For the three months ended September 30, 2008, adjustments to net income consist of $12.8 million of reorganization and acquisition-related integration costs and $4.0 million of amortization of acquired intangible assets. Also, included in the adjustments to net income for the three months ended September 30, 2008 is the tax provision adjustment of $5.7 million which reflects the normalization of the adjusted results to the Company’s estimated 36% effective tax rate.
For the nine months ended September 30, 2009, adjustments to net income consist of $19.3 million of reorganization and acquisition-related integration costs in the Outdoor Solutions segment and $12.3 million of amortization of acquired intangible assets. Also, included in the adjustments to net income for the nine months ended September 30, 2009 is the tax provision adjustment of $7.1 million which reflects the normalization of the adjusted results to the Company’s estimated 36% effective tax rate.
For the nine months ended September 30, 2008, adjustments to net income consist of $34.6 million of reorganization and acquisition-related integration costs and $12.0 million of amortization of acquired intangible assets. Also, included in the adjustments to net income for the nine months ended September 30, 2008 is the tax provision adjustment of $11.9 million which reflects the normalization of the adjusted results to the Company’s estimated 36% effective tax rate.

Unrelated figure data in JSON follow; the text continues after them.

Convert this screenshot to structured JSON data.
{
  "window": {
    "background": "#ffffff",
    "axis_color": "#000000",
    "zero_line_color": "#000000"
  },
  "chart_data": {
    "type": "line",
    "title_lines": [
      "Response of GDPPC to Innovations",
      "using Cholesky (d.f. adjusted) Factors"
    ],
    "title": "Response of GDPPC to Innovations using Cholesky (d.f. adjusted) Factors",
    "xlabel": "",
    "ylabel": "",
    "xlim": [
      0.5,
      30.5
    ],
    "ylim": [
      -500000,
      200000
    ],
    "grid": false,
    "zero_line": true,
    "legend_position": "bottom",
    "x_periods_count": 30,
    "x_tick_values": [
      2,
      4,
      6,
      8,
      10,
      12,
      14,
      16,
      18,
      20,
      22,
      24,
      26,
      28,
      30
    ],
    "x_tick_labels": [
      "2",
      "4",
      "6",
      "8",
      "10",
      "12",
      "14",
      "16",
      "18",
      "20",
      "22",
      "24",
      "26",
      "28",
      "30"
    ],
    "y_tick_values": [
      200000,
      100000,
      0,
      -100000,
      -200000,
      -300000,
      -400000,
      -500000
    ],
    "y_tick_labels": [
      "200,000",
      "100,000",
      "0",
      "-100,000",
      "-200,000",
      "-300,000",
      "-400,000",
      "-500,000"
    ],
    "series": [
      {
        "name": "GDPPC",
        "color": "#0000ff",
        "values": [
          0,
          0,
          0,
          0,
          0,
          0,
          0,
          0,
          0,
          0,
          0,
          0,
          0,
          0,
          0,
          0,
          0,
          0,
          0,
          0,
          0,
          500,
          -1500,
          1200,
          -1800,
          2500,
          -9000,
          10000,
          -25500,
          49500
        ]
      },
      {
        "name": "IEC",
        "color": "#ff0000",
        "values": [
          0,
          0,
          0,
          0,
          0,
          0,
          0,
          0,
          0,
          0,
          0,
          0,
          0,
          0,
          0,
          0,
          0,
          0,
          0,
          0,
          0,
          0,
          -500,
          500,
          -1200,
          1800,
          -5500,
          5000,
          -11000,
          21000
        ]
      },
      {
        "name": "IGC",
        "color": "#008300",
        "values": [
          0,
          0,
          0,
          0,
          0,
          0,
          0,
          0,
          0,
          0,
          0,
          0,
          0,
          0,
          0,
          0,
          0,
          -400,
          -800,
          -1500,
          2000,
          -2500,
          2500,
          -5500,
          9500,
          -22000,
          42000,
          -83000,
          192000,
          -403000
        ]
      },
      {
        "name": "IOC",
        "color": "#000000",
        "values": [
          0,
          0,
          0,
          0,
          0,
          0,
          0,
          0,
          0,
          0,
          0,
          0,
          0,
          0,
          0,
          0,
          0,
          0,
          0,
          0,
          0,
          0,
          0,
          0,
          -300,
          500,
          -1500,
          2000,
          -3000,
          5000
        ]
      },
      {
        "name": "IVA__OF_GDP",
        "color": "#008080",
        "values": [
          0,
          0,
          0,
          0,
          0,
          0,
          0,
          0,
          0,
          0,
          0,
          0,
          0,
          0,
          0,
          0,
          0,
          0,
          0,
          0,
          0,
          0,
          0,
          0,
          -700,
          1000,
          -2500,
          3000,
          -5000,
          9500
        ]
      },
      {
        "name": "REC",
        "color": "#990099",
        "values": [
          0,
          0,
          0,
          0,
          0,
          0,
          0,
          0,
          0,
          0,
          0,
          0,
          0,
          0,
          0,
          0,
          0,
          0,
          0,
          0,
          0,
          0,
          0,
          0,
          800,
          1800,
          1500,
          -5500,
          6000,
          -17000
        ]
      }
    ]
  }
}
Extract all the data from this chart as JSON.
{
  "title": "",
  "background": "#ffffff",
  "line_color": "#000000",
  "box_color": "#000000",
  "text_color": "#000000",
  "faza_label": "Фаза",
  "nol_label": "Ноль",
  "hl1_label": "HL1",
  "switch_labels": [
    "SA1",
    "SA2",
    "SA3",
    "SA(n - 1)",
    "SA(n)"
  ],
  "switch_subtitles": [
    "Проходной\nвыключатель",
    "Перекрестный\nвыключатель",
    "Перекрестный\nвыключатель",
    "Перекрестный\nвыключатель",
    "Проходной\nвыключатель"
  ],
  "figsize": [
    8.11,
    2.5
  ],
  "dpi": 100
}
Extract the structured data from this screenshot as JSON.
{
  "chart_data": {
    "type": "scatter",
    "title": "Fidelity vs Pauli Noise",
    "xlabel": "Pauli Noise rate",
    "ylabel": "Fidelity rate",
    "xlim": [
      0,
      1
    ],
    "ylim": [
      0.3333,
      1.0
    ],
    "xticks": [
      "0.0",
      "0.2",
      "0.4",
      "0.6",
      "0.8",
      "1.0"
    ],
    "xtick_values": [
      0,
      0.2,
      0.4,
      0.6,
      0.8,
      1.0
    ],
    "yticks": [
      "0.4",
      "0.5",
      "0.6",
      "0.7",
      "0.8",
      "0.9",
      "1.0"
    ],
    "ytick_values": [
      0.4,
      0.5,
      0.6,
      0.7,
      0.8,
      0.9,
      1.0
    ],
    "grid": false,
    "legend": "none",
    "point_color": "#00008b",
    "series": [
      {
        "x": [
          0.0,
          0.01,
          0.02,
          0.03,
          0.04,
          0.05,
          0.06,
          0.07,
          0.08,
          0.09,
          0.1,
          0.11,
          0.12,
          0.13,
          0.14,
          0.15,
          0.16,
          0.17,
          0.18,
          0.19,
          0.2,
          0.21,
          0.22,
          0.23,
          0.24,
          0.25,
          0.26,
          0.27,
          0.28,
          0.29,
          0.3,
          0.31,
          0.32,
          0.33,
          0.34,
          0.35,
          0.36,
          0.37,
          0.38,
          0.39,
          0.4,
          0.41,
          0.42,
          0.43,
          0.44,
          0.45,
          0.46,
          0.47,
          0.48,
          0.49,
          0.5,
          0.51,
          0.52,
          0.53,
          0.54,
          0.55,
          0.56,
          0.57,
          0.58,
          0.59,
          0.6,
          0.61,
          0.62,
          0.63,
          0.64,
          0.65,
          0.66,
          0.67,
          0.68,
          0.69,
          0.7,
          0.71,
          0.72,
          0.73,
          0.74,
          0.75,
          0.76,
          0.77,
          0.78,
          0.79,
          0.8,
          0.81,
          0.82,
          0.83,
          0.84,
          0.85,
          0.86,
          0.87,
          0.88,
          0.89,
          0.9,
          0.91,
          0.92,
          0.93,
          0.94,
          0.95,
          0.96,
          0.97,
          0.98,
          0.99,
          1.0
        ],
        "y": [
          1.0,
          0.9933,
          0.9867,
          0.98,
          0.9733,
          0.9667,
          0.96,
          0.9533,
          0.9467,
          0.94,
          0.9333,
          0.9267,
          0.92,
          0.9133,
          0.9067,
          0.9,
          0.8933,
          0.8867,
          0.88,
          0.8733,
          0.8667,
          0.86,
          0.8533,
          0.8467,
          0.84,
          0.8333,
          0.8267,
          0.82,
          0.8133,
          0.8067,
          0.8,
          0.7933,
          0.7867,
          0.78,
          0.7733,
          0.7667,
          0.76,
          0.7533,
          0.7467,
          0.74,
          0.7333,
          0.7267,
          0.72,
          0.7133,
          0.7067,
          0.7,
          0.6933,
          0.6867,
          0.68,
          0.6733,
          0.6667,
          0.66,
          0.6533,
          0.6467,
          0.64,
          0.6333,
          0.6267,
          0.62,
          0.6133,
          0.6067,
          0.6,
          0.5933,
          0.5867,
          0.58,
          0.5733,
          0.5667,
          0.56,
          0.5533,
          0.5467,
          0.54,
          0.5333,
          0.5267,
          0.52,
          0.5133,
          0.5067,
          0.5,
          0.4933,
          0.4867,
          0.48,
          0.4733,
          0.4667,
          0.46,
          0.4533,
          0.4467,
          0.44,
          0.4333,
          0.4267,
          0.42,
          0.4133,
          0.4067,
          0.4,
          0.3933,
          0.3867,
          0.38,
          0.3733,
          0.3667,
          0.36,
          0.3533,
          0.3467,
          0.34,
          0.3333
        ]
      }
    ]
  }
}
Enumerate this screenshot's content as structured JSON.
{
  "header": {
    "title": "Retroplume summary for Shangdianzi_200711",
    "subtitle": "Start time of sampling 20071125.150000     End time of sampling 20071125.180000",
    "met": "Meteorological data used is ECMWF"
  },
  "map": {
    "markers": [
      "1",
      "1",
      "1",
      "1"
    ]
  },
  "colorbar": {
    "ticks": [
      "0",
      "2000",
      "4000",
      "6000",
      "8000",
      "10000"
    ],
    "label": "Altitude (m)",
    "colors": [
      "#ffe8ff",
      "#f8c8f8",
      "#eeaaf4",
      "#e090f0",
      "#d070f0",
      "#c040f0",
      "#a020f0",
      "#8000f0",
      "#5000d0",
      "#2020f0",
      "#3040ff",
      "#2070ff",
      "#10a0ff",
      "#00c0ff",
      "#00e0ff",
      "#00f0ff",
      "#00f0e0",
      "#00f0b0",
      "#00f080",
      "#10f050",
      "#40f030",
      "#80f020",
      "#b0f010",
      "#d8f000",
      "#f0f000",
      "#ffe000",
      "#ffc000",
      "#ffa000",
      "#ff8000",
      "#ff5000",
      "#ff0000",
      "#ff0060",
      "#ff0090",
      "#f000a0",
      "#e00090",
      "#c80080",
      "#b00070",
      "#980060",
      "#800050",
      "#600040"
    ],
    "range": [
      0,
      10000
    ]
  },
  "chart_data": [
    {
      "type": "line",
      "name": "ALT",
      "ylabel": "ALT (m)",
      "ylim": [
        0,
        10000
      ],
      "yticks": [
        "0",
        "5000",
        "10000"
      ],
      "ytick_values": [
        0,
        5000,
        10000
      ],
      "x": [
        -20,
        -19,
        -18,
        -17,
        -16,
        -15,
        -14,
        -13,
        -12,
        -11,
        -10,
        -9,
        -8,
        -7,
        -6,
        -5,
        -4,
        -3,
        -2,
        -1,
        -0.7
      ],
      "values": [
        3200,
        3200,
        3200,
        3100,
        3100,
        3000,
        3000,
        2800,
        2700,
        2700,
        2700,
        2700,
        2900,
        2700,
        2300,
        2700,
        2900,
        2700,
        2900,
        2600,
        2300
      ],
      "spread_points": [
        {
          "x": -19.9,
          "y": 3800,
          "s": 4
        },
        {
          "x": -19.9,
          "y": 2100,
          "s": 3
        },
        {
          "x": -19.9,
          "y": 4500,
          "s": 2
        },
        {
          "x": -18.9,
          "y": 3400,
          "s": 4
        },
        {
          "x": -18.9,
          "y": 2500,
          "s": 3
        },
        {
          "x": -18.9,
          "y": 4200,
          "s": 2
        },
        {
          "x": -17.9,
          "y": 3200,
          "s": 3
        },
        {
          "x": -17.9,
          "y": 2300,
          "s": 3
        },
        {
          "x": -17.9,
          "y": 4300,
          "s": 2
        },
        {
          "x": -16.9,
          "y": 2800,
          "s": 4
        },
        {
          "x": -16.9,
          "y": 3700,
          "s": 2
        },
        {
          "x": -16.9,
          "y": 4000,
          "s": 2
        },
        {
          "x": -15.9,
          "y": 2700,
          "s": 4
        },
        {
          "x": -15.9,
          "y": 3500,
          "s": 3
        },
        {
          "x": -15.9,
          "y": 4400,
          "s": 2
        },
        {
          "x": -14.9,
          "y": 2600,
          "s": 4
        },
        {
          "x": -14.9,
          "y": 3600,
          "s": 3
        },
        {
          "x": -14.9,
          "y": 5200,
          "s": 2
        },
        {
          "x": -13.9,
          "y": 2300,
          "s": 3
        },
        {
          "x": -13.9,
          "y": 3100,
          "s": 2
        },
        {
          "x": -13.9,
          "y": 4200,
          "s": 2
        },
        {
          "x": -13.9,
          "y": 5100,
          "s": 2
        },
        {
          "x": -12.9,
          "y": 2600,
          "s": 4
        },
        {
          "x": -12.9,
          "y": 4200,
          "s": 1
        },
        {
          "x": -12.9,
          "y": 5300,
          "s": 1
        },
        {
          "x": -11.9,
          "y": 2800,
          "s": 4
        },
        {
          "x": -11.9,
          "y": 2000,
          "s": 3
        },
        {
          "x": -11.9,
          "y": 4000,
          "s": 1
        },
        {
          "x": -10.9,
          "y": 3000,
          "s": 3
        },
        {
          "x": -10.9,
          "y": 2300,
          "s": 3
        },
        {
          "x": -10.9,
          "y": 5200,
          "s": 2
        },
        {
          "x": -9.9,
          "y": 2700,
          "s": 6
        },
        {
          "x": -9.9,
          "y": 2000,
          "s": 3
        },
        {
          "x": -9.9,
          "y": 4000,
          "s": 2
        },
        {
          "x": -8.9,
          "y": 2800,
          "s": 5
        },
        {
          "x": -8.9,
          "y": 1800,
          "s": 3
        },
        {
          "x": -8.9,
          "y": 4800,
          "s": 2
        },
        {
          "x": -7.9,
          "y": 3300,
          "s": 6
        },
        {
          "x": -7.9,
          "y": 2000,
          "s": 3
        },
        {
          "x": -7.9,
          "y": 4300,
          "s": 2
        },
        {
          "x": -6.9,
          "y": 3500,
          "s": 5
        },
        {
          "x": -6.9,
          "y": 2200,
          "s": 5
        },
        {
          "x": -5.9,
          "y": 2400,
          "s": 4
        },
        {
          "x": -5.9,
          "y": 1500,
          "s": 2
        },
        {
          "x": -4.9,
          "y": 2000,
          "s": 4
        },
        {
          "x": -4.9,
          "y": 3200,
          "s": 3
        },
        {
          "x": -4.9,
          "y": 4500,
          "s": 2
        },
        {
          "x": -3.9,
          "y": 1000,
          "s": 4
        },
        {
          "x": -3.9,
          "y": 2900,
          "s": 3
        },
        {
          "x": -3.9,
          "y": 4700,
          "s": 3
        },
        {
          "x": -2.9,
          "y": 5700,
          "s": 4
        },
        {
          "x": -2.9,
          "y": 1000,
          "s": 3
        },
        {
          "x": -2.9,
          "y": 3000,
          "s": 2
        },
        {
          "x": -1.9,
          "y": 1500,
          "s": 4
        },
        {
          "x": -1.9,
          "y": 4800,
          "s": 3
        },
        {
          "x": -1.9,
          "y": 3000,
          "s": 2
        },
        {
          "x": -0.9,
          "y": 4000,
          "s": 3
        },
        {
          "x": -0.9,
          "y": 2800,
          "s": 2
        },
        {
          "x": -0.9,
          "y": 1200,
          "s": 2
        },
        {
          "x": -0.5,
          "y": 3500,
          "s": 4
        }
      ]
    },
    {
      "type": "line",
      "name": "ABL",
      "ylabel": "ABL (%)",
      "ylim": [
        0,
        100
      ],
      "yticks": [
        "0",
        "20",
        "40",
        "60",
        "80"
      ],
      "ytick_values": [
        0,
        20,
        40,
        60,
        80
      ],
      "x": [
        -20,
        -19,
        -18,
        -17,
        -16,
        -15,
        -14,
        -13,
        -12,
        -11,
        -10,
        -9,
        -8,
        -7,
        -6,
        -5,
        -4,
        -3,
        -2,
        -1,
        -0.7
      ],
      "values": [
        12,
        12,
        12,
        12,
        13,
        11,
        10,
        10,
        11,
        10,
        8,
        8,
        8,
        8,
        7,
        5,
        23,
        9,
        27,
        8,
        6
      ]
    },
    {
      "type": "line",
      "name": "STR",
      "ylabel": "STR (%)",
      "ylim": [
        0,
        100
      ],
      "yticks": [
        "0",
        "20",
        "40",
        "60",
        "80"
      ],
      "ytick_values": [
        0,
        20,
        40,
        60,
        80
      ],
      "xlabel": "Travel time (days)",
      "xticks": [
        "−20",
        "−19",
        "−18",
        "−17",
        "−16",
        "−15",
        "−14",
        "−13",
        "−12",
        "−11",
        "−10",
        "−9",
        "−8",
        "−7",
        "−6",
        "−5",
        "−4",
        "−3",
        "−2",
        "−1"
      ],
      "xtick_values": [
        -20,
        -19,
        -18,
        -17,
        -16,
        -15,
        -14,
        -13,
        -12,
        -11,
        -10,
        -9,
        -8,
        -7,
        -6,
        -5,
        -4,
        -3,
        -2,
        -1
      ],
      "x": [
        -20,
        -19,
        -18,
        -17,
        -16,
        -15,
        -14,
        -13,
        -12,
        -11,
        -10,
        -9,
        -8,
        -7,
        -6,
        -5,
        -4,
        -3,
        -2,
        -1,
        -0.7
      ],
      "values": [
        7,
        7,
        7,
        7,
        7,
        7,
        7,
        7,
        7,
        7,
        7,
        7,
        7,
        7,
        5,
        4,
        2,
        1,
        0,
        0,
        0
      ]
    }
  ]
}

Note 2: This earnings release contains non-GAAP financial measures. For purposes of Regulation G, a non-GAAP financial measure is a numerical measure of a company’s historical or future financial performance, financial position or cash flows that excludes amounts, or is subject to adjustments that have the effect of excluding amounts, that are included in the most directly comparable measure calculated and presented in accordance with GAAP in the statements of income, balance sheets, or statements of cash flows of the Company; or includes amounts, or is subject to adjustments that have the effect of including amounts, that are excluded from the most directly comparable measure so calculated and presented. Pursuant to the requirements of Regulation G, the Company has provided reconciliations of the non-GAAP financial measures to the most directly comparable GAAP financial measures. These non-GAAP measures are provided because management of the Company uses these financial measures in maintaining and evaluating the Company’s ongoing financial results and trends. Management uses this non-GAAP information as an indicator of business performance, and evaluates overall management with respect to such indicators. Additionally, the Company uses non-GAAP financial measures because the Company’s credit agreement provides for certain adjustments in calculations used for determining whether the Company is in compliance with certain credit agreement covenants, including, but not limited to, adjustments relating to non-cash purchase accounting adjustments, non-cash impairment charge of goodwill and other intangibles, certain reorganization and acquisition-related integration costs, non-cash stock-based compensation costs and loss on early extinguishment of debt. These non-GAAP measures should be considered in addition to, not as a substitute for, measures of financial performance prepared in accordance with GAAP.